Recombinant IGF-I has been produced on a large scale and has been in clinical trials for a variety of pathological conditions including growth failure,34 type I35 and type II diabetes.36 Although there are many studies using IGF-I as a therapeutic agent to treat dystrophic muscle wasting in an animal model, the mechanism by which IGF-I protects cells from oxidative stress is still not clear. This study has offered a rational mechanism by which IGF-I prevents muscle from contract-mediated damage in a dystrophic animal model.

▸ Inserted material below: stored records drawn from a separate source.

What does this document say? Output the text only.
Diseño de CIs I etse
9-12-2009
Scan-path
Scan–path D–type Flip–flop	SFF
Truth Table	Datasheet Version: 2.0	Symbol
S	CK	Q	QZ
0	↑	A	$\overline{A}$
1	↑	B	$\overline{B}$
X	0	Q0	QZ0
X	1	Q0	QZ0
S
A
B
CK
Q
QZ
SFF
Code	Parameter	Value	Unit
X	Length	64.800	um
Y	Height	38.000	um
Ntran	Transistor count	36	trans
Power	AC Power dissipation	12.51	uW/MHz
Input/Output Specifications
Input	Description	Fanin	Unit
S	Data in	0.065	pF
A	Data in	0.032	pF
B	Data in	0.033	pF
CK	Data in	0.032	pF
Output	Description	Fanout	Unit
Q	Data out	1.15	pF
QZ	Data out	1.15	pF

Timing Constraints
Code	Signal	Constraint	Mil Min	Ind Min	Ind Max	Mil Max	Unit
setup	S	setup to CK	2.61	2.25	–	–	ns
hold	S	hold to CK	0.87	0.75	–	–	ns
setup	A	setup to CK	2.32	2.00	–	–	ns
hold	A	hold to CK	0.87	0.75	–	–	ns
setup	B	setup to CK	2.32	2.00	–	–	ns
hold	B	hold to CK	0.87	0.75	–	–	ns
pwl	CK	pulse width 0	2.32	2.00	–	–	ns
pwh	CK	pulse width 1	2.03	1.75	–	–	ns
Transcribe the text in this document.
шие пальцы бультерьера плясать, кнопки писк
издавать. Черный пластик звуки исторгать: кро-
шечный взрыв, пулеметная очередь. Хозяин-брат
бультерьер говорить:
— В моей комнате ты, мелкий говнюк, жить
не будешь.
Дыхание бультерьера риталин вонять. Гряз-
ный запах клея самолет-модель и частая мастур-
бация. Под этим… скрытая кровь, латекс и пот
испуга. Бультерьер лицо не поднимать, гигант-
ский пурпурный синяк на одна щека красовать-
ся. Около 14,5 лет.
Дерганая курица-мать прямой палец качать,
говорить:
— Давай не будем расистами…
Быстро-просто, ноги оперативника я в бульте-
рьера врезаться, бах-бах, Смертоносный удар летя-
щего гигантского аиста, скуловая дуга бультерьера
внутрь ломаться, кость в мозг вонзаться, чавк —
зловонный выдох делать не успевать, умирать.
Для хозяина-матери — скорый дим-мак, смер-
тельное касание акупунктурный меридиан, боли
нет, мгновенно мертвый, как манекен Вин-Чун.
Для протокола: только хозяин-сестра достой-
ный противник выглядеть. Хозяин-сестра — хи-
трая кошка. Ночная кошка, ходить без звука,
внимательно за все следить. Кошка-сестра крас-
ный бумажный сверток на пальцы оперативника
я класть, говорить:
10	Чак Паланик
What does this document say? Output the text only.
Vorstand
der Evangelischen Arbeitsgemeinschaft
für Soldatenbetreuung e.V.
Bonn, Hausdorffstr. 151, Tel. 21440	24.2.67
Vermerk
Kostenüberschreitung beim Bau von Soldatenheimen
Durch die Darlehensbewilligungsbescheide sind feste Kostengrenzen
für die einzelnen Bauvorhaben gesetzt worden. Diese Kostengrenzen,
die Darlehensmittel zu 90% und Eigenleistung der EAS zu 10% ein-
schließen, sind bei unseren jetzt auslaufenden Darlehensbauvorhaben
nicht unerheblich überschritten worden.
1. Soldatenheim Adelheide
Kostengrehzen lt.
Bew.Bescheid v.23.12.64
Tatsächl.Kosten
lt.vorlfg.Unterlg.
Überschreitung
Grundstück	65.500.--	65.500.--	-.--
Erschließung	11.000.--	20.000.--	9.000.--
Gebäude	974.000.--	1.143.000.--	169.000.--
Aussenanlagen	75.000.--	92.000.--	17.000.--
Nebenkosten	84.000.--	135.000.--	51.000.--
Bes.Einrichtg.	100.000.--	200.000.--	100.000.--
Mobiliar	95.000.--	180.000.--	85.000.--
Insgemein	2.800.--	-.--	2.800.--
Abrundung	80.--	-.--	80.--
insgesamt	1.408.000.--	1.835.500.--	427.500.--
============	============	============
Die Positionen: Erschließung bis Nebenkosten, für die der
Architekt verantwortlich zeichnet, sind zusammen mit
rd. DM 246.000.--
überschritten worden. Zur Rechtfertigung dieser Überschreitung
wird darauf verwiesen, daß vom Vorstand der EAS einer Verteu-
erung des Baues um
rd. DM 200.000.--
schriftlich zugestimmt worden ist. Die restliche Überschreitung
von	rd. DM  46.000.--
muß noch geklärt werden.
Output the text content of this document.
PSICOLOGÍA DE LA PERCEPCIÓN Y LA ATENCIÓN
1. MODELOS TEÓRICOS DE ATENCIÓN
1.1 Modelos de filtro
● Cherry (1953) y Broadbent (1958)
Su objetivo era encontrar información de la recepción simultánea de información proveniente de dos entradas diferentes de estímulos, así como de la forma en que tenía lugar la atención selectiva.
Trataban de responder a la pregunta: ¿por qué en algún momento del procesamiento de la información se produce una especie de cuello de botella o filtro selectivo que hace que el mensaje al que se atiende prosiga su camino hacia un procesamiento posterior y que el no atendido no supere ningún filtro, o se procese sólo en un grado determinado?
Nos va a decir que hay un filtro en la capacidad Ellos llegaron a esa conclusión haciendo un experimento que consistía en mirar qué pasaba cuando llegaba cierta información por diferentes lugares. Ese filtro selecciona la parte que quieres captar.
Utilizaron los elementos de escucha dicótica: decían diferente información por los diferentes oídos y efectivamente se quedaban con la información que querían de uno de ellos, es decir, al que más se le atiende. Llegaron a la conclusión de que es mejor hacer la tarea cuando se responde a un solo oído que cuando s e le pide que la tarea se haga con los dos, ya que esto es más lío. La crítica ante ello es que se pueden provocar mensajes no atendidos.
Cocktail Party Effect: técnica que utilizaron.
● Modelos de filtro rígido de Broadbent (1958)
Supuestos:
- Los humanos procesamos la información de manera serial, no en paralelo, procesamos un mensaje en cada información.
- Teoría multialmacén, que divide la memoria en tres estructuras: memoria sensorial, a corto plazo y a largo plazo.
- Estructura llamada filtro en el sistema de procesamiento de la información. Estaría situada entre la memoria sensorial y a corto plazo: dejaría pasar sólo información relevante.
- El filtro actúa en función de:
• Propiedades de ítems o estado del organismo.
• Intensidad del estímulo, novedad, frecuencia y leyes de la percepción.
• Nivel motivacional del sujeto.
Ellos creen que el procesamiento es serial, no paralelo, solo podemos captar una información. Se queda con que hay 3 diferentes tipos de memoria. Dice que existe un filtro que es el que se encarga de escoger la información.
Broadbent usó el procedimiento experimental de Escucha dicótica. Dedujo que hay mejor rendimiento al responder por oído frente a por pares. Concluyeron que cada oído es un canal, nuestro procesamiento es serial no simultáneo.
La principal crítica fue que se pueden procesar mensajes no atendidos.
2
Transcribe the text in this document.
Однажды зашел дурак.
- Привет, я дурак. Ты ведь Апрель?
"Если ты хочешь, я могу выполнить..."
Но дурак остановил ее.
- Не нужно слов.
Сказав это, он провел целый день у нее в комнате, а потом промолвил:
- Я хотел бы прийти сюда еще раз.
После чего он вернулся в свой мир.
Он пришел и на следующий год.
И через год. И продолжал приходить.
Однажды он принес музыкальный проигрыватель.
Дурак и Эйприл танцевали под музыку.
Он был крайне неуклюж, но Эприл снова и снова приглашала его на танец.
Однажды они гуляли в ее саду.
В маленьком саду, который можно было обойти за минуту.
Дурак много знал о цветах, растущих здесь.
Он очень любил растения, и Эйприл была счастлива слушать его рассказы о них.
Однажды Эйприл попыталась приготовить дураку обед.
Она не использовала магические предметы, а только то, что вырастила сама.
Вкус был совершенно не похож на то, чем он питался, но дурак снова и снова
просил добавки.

In summary, exogenous H2O2 can induce oxidative damage in skeletal muscle cells and cause muscle cell caspase-independent apoptotic death. Pretreatment by IGF-I can protect muscle cells from oxidative stress by increasing the ratio of the anti-apoptotic protein (Bcl 2) to the pro-apoptotic protein (Bax). The protection of IGF-1 seems to be via the PI3K/Akt and ERK1/2 MAPK pathways. Protecting muscle cells from oxidative damage presents a potential application in the treatment of muscle wasting, which occurs in many pathological muscle conditions including DMD and sarcopenia.